Don’t get me wrong. There is documentation. It is scattered, and often incomplete, and carries the same attitude I had seen elsewhere, but it is there. An example of that attitude, taken verbatim from the FAQ:

Q: I compiled MPlayer with libdvdcss/libdivxdecore support, but when I try to start it, it says: error while loading shared libraries: lib*.so.0: cannot load shared object file: No such file or directory

I checked the file and it is there in /usr/local/lib.

A: What are you doing on Linux? Can’t you install a library? Why do we get these questions? It’s not MPlayer specific at all! Add /usr/local/lib to /etc/ld.so.conf and run ldconfig. Or install it to /usr/lib, because if you can’t solve the /usr/local problem, you are careless enough to do such things.

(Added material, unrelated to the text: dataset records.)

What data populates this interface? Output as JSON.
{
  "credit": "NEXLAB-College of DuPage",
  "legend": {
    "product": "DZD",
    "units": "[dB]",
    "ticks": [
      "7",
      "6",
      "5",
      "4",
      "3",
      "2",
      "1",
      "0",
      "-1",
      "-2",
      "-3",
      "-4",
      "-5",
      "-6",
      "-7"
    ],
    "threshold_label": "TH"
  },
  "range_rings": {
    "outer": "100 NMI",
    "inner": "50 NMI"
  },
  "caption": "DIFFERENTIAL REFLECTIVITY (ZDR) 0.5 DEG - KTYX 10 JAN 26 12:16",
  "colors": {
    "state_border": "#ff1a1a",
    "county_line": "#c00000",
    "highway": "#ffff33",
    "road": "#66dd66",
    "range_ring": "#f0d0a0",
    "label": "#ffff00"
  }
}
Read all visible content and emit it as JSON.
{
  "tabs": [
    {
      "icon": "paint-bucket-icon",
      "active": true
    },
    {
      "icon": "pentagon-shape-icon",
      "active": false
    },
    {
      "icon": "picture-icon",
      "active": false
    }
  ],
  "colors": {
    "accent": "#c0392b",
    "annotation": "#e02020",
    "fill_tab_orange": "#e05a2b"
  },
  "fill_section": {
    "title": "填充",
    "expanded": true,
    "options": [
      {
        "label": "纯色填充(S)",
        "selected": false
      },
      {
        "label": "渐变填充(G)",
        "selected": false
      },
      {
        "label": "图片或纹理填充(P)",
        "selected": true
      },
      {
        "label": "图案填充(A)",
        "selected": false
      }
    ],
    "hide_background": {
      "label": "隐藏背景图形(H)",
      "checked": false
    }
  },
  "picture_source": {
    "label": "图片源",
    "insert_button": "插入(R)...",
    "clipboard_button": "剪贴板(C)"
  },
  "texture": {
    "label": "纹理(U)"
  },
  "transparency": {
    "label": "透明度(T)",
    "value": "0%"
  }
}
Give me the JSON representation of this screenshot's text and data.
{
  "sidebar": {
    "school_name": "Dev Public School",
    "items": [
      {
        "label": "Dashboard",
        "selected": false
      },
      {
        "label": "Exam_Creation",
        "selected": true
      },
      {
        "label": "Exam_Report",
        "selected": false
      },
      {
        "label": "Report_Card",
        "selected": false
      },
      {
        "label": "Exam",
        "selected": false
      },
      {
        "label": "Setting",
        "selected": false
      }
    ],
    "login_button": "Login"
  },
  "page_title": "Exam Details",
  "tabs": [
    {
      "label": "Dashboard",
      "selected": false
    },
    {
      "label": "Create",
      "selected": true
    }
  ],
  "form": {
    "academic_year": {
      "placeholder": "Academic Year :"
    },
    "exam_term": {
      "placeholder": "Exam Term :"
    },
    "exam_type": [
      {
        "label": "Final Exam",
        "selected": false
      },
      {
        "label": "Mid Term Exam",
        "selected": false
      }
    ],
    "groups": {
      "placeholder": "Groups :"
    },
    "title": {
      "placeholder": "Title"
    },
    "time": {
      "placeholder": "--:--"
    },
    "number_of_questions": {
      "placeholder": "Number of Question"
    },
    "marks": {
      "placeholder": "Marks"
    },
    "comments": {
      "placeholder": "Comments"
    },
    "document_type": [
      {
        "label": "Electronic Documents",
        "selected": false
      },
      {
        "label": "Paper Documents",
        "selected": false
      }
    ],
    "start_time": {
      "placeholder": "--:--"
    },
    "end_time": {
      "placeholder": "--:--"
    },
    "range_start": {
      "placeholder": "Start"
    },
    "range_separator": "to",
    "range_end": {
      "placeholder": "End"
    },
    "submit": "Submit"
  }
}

What the hell are BOFHs doing writing a video player? Go back to LARTing lusers, or something!

I finally got XINE set up, thanks to two lovely RPMs from Red Hat’s Rawhide bleeding-edge distro. (At least someone around here knows how to package software ;)

There’s a few other packages which (I’ve heard) boast scary maintainers. Very nice to look at, but ask a question and the maintainer’s likely to stab you. Can’t see the point of that, myself. Half of writing free software is the fact that the users will contact you at some point. Get used to it!